Committee member Ed Oswald told the Guide & Gazette: “Myself and Mary Bushnell, chair of the gala committee, have received various ‘phone calls asking us if Gala Day has been cancelled.
“But we want to reassure people that there is nothing in this rumour. It will go ahead.
“There were police costs that we have had to pay but these have been contained within our budget.
“All we have to hope for now is good weather.”
Gala Week kicked off on Saturday and various activities have been taking place in the town through this week.
The first event was a coffee morning in the Philip Hall on Saturday followed by a family fun cycle run on Sunday and various sporting competitions on Monday and Tuesday.
Wednesday night also saw a folk night being held in the Aboukir Hotel.

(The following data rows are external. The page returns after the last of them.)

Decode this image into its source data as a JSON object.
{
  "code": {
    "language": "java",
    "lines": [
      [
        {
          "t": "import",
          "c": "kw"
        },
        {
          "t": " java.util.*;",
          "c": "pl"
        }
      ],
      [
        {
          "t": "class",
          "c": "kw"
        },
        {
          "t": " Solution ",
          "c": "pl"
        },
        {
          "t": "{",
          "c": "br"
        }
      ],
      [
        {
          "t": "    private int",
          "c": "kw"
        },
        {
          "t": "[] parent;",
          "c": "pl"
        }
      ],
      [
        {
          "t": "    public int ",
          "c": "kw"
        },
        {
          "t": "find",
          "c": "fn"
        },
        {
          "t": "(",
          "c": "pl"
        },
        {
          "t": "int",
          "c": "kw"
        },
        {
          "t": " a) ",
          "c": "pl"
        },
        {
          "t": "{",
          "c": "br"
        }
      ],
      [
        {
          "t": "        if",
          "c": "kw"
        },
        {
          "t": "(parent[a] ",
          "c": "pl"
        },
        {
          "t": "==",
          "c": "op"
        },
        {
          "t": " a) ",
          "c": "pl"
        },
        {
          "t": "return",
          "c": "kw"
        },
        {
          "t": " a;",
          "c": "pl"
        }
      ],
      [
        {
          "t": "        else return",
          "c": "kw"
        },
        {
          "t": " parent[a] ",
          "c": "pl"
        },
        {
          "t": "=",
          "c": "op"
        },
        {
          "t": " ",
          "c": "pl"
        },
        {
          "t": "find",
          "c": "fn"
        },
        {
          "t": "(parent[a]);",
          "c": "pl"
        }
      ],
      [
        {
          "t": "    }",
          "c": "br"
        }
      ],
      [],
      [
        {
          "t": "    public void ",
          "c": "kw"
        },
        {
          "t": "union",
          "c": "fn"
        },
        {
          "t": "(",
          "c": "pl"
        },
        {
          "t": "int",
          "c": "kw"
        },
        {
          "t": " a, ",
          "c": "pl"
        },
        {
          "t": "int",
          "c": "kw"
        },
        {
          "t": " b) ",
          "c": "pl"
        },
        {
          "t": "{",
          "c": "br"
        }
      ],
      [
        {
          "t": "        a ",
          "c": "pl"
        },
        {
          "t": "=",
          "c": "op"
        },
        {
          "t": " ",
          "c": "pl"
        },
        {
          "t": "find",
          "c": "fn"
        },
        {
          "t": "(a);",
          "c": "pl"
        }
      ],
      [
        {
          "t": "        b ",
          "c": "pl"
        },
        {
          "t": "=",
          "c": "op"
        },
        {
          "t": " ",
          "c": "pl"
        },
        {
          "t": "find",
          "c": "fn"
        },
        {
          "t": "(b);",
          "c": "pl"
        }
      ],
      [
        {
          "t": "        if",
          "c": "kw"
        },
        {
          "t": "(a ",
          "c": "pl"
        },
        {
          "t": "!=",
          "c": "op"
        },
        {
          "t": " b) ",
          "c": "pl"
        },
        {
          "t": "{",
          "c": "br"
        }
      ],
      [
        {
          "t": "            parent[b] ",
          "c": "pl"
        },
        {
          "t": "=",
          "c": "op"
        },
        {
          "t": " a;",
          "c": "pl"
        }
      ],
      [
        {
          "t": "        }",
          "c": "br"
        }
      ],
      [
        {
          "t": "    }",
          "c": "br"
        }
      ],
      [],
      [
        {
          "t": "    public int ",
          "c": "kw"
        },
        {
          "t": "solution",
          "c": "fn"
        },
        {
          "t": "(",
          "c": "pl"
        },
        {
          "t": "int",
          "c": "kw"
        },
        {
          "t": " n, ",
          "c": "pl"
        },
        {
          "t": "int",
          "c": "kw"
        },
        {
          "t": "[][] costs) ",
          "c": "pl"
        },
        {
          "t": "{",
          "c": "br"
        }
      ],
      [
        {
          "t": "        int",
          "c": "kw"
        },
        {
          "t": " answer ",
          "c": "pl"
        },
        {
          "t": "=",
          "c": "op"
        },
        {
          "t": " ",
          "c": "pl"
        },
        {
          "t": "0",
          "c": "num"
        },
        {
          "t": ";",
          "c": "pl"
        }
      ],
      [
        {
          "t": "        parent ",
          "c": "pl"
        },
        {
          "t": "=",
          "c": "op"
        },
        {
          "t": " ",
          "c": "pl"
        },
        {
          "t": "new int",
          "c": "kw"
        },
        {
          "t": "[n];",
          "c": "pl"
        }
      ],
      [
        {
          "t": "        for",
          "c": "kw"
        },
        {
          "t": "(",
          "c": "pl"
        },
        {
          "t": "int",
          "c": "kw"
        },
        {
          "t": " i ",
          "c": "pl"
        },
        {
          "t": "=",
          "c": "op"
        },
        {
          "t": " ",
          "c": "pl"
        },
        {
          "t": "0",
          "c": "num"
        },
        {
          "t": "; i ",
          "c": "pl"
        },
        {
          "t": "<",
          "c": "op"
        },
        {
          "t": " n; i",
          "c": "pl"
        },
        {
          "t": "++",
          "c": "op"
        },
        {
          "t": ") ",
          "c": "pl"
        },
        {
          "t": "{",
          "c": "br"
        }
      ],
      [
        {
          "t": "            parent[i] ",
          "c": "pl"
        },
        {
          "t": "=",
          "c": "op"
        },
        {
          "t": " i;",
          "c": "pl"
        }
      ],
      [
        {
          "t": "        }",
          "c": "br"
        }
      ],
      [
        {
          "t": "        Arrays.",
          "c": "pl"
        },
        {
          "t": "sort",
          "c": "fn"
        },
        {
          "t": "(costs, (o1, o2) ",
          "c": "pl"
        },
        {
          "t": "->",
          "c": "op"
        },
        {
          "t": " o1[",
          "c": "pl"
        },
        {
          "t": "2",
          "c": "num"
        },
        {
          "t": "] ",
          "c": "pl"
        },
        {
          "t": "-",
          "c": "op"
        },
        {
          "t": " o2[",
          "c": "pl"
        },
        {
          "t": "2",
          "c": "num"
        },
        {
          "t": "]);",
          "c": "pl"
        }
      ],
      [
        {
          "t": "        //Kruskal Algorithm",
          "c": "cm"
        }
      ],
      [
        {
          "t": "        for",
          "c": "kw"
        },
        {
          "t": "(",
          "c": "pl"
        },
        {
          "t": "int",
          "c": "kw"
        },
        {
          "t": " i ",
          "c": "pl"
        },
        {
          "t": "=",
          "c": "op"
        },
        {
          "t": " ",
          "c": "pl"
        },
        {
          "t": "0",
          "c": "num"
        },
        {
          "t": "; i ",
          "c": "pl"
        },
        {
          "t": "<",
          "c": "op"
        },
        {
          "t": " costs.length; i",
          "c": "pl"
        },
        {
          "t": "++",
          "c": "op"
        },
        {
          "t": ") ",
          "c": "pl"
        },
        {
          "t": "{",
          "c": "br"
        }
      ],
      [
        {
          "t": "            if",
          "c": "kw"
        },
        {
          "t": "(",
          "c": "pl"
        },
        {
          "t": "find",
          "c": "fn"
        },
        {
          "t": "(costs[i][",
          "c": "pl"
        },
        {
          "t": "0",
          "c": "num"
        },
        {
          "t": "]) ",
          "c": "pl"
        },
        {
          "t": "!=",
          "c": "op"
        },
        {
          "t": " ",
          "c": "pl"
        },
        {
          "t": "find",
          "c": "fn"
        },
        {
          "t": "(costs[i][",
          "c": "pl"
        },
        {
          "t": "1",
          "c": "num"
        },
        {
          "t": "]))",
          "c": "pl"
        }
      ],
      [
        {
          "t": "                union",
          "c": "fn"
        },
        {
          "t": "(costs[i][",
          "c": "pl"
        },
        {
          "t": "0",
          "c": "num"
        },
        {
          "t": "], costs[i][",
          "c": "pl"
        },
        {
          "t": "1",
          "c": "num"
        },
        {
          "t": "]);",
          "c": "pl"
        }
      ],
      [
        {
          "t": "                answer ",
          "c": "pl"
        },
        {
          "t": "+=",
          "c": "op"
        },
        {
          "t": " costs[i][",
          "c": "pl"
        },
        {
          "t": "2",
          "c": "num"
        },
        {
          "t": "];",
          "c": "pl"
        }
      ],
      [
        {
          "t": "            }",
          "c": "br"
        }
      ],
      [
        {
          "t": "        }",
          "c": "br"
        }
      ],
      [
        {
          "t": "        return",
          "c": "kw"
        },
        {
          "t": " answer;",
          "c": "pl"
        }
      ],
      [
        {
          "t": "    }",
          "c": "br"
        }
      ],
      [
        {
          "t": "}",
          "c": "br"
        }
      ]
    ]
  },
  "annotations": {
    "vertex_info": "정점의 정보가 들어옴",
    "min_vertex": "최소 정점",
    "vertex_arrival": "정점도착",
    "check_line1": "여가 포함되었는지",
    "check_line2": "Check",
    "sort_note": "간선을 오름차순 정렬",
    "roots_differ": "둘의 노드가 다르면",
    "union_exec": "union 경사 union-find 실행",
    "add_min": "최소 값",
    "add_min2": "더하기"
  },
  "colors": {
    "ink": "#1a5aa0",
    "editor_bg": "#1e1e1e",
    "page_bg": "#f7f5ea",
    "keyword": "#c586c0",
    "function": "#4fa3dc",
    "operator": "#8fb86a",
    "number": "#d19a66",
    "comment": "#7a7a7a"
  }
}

The theme of this year’s Gala Day is the Olympics so the people of Carnoustie can get into the spirit of the games before they start in London at the end of this month.
And in keeping with the Olympic theme, 95-year-old Olympic torch bearer Andy Coogan will lead the Gala parade through the town.
Last month he carried the Olympic torch through Dundee after being selected for his dedication to athletics.
Mr Coogan was a talented young runner and looked to have a promising athletics career before the outbreak of the Second World War.
During the conflict he was a prisoner of the Japanese for three years and this ruled out an opportunity to compete at the last London Olympic Games in 1948.
But he remained dedicated to athletics by coaching youngsters and competing in veteran athletics events.
And he will carry his torch through Carnoustie to give people the chance to see it, as the town was missed out on the Olympic torch relay route.
Then from 1.45 p.m. in Carnoustie House Grounds, there will be many displays including dancing, dog shows and a pipe band competition.
There will also be a puppet show, jugglers and stilt walkers as well as all the usual stalls.